Data availability statement
The datasets generated and/or analysed during the current study are available from the corresponding authors on reasonable request.
Results
Experiment 1: Predator odour-induced defensive behaviour and ultrasonic vocalizations
Defensive behaviours
Our analysis focused on behaviours known to be affected by predator urine samples or TMT10,25. Exposure to water was regarded as control condition, i.e. behaviour during exposure to the predator urine samples or TMT was compared with the behaviour during water exposure in post-hoc comparisons.

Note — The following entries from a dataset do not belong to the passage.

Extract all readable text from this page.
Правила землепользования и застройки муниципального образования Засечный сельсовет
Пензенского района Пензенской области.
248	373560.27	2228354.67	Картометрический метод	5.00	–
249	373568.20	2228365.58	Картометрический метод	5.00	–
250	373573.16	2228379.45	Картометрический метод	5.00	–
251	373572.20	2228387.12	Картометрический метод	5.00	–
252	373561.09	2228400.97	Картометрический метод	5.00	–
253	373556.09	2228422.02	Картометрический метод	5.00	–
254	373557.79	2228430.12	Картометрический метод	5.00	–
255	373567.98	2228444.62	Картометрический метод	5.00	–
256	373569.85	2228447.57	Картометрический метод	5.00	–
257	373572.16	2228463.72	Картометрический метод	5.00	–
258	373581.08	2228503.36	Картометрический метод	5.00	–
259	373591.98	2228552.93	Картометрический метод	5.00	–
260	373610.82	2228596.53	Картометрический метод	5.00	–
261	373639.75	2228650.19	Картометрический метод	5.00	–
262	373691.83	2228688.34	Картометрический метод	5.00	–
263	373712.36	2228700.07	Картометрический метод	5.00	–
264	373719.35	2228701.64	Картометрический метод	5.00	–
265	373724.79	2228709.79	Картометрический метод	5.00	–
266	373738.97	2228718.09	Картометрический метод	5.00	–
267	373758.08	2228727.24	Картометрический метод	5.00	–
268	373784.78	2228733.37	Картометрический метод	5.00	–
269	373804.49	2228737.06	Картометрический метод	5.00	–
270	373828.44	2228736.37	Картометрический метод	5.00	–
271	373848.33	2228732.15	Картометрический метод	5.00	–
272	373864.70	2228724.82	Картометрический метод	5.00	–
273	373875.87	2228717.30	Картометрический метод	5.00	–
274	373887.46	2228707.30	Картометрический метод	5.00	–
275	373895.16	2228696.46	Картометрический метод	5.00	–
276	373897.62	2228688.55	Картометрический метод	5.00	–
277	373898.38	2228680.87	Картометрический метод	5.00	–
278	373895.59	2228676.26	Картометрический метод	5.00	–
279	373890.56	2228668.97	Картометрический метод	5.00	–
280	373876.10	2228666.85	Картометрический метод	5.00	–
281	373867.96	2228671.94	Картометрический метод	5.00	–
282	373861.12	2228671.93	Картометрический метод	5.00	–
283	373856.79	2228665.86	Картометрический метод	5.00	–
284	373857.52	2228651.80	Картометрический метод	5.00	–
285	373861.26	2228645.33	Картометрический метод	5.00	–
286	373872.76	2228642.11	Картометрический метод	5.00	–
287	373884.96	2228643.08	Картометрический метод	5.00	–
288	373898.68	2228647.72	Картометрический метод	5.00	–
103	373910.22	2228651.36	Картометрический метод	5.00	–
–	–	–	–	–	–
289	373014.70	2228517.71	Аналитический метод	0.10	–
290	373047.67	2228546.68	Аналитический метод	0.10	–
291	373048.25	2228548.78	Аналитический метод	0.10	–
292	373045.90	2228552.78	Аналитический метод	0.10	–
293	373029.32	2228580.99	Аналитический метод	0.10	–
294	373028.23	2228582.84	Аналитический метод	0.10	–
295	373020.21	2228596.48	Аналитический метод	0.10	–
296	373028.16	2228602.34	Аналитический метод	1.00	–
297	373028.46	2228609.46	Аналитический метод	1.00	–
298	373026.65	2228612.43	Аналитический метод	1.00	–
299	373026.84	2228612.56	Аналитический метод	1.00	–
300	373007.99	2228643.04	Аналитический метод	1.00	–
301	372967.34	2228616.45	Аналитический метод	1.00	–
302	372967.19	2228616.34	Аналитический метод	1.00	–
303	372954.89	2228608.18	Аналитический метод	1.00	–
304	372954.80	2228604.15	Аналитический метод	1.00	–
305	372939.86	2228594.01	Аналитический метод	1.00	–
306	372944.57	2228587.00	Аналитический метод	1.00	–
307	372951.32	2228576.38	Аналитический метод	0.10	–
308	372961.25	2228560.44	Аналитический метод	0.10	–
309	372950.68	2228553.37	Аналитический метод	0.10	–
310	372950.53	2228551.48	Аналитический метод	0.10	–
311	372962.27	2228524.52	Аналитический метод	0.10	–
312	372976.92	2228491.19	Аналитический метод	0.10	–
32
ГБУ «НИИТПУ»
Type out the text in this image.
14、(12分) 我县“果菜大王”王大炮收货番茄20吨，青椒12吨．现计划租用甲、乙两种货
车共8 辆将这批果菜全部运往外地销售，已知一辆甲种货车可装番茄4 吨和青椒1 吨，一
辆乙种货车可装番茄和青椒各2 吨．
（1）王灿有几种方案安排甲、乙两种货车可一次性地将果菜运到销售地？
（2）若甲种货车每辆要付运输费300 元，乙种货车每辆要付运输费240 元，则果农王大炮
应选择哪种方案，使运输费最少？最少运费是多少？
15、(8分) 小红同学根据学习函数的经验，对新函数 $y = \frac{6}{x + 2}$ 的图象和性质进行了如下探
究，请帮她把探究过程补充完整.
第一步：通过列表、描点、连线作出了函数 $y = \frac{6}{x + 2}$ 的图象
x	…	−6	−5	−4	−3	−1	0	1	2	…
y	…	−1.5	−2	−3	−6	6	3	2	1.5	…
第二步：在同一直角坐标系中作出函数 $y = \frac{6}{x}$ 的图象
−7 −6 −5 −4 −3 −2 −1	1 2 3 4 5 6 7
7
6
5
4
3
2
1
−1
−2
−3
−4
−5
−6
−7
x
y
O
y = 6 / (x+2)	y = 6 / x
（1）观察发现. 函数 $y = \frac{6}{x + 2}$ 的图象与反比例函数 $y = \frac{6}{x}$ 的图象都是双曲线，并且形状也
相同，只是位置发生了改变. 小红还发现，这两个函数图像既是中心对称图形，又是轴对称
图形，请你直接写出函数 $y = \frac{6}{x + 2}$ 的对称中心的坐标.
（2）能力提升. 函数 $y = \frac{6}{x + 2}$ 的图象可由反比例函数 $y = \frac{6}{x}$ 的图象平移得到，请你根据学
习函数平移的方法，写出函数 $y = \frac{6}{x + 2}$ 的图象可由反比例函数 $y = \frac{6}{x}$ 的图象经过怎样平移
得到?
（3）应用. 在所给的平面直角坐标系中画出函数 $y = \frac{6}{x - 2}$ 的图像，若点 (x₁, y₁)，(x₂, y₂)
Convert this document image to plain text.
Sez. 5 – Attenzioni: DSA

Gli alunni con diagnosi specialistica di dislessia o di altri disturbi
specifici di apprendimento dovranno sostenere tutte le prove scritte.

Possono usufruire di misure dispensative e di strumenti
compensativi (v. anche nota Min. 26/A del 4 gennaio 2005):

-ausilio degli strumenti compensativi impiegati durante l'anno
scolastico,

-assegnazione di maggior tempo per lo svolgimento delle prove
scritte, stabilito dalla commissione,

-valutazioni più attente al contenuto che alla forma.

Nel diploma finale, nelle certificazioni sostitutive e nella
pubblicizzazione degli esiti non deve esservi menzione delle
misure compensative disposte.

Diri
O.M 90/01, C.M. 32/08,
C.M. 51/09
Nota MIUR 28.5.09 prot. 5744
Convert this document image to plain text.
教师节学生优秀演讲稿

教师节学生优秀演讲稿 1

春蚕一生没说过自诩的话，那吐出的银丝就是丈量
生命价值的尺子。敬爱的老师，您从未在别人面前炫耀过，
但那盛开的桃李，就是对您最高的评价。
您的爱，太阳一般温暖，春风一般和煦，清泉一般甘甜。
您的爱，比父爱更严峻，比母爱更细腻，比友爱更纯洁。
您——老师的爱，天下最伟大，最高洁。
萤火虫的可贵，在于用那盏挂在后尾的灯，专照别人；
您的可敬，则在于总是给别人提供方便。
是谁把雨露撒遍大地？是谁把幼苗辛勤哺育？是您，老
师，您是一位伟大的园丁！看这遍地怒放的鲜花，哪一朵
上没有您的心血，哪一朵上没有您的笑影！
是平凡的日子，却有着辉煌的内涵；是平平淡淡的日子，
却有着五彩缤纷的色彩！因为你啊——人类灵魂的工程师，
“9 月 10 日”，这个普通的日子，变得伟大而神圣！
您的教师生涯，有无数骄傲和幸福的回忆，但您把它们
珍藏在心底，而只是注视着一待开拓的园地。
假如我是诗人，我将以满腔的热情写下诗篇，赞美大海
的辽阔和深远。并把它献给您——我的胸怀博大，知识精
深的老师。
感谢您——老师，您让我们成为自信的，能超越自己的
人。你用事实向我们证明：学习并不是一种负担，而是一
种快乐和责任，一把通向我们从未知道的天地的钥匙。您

As shown in Fig. 2A, immobility of the rats was only increased during exposure to TMT [ANOVA: F3,16 = 5.78, p = 0.005; post-hoc Dunnett’s test: t18 = 4.21, p = 0.002] but not during exposure to samples of fox and lion urine [t18 = 0.14, p = 0.99 and t18 = 1.58, p = 0.29, respectively]. Furthermore, there was a trend for odour effects on distance travelled (data not shown) [ANOVA: F3,16 = 2.73, p = 0.07].
Exposure to predator odour samples induced defensive behaviour in rats. Using a repeated-measure design, rats (n = 19) were exposed to samples of water (control condition), fox urine, lion urine, and TMT. (A) Immobility, (B) contact time with the odour sample, and (C) time spent in the area close to the odour sample (odour area) or far from the odour sample (no odour) was measured and is depicted as means + SEMs. Only exposure to TMT increased immobility of the rats. Both lion urine samples and TMT were significantly less contacted than control samples and rats avoided the area close to these odours. Fox urine samples did not induce behavioural changes in this paradigm. *p < 0.05, **p < 0.01, post-hoc comparison with water or as indicated, after ANOVA.
Notably, the contact time with the odour samples was strongly affected by the odours [ANOVA: F3,16 = 15.14, p < 0.0001] (Fig. 2B). Post-hoc comparisons revealed a significant decrease of contact time with lion urine samples [t18 = 5.13, p = 0.0002] and TMT [t18 = 5.77, p < 0.0001] but not with fox urine samples [t18 = 1.09, p = 0.57].
Very similar results were obtained if the times spent in the area close to the odour samples (odour area) and the time spent in the area far from the odour sample (no odour area) were compared [ANOVA: F1,36 = 4.94; p = 0.03] (Fig. 2C). Post-hoc comparisons showed significantly different area times with lion urine samples [Fisher’s LSD test: t18 = 2.59, p = 0.01] and TMT [t18 = 2.57, p = 0.01], indicating that these odour samples were avoided. This was not observed with water [t18 = 0.26, p = 0.79] or fox urine samples [t18 = 0.76, p = 0.45].
Ultrasonic vocalizations
Figure 3 shows the number of rats emitting 22-kHz calls during testing in different odour exposure conditions. None of the tested rats emitted 22-kHz calls during exposure to water or to TMT. Exposure to the predator samples induced 22-kHz calls in some animals [Chi-square test: χ2 = 9.21, df = 3, p = 0.03] (Fig. 3A). Whereas only one rat emitted 22-kHz calls in response to fox urine, four of the 19 rats emitted 22-kHz calls during exposure to lion urine (Fig. 3A). The median latency of the first 22-kHz call was 224 s [range: 72–345 s] (Fig. 3B), the median number of 22-kHz calls was 75 [range: 16–154] (Fig. 3C), the median number of bouts was 29 [range: 8–35] (Fig. 3D), and the median total time spent calling 80 s (range: 15–87 s; Fig. 3E).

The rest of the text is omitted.